Hayward lost his battle with leukemia ten years ago today. Although he lost his life he taught many lessons to those around him. "He was a great guy and an awesome teammate," said Jobey Thomas, a rising sophomore at the time of Hayward's passing. "I think it reminds you that there is much more to life than basketball. Tomorrow is not promised so you really want to make the most of each day."
"The one thing ill always remember about Charles is his positive attitude even when facing death," said Associate Head Coach Rob Moxley. "He never once complained and he always was smiling. Charles was a great human being."
The Charles Hayward Memorial Court is where the Niners practice and train. Lutz was emotional when speaking about the court. "I call it the Hayward Court," he said. "I wish everyone would call it the Hayward Court instead of the practice court and when you go into that court you should play that way with that kind of passion."
The Hayward Grubstake Award is given out at the end of the season to the player who exhibits great effort and determination like Charles did during his bout with leukemia.
Hayward's locker also remains in the locker room. It is being renovated at the moment and has been isolated in a place of honor. Lutz said as long as he is at Charlotte Hayward will always have a locker.
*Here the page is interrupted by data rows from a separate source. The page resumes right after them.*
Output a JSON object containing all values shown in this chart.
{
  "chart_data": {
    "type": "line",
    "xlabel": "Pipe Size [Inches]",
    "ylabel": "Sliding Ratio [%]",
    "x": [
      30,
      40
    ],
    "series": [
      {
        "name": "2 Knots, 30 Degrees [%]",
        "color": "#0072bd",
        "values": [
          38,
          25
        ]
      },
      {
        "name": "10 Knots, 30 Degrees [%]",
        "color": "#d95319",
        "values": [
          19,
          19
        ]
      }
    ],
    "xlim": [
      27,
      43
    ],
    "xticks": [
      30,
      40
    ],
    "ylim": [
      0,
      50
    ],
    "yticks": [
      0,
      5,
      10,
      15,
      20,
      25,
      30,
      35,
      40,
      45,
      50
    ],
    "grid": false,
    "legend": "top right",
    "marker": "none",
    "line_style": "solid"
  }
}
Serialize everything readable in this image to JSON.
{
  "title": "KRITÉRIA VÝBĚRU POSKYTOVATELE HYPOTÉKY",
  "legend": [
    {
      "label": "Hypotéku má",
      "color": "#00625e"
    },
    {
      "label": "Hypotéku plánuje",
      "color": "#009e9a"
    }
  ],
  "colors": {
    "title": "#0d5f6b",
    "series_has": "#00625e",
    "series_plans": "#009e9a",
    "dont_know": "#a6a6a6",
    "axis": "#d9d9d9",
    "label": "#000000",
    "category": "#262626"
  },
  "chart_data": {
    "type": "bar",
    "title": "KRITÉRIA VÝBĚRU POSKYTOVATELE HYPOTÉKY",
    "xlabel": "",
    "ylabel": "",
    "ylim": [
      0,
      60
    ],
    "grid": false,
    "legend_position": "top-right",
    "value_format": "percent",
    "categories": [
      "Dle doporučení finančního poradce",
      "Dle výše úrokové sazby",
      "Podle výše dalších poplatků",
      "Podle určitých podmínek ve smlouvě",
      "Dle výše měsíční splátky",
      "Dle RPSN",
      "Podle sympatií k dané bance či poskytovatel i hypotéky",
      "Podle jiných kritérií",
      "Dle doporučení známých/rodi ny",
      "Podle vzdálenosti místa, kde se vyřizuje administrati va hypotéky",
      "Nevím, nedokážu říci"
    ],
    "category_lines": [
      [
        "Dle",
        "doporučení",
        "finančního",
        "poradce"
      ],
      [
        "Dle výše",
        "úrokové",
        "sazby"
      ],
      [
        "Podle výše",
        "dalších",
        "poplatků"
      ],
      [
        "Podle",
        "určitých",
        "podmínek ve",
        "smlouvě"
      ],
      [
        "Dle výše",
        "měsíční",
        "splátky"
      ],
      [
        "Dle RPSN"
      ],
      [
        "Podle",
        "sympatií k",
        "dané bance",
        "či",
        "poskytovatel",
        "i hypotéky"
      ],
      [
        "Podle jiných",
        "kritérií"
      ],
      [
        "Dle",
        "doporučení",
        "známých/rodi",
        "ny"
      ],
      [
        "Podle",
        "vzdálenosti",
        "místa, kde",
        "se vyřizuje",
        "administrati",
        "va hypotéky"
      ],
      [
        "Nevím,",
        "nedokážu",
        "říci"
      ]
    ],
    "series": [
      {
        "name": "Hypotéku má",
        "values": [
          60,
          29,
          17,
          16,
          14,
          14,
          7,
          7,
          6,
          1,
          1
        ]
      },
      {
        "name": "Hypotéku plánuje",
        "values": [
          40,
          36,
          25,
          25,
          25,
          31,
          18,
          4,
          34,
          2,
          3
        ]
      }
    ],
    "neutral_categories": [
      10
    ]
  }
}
Lutz said that Hayward always displayed "positive passion" throughout his life. "We all tend to feel sorry for ourself when things aren't going the way you want them to go whether you're losing games or [it's] some other aspect of life. He handled this disease with unbelievable class [and] maturity beyond his years and he kept that passion."
Lutz added more regarding Hayward's legacy. "I don't think about him everyday but I try to think about him as much as I can because I still have his memorial service program," he said. "I have the button HAYWARD 45 in my coaches locker so that every home game I see it. I think about him every home game because I've never moved that pin from the time I had it. I consciously try to think about him because he gives me a lot of positive things that I can hopefully use. I said it at the time of the memorial service he is still one of the most five influential people in my life even though I only knew him for a short time because of the way he lived and the way he handled an unbelievably difficult situation."
Charles Hayward was the epitome of what characteristics the human spirit should be built upon. He was an upbeat person who knew how to enjoy life instead of taking it for granted even when death was staring him in the face. He played in 10 games and averaged 2.9 pts, 3.5 rebs, and 1.6 blks per contest in a career that was way too short. Statistics will never define Hayward's legacy. He left a positive impact and influence on people that will last a lifetime and that is the greatest legacy of all.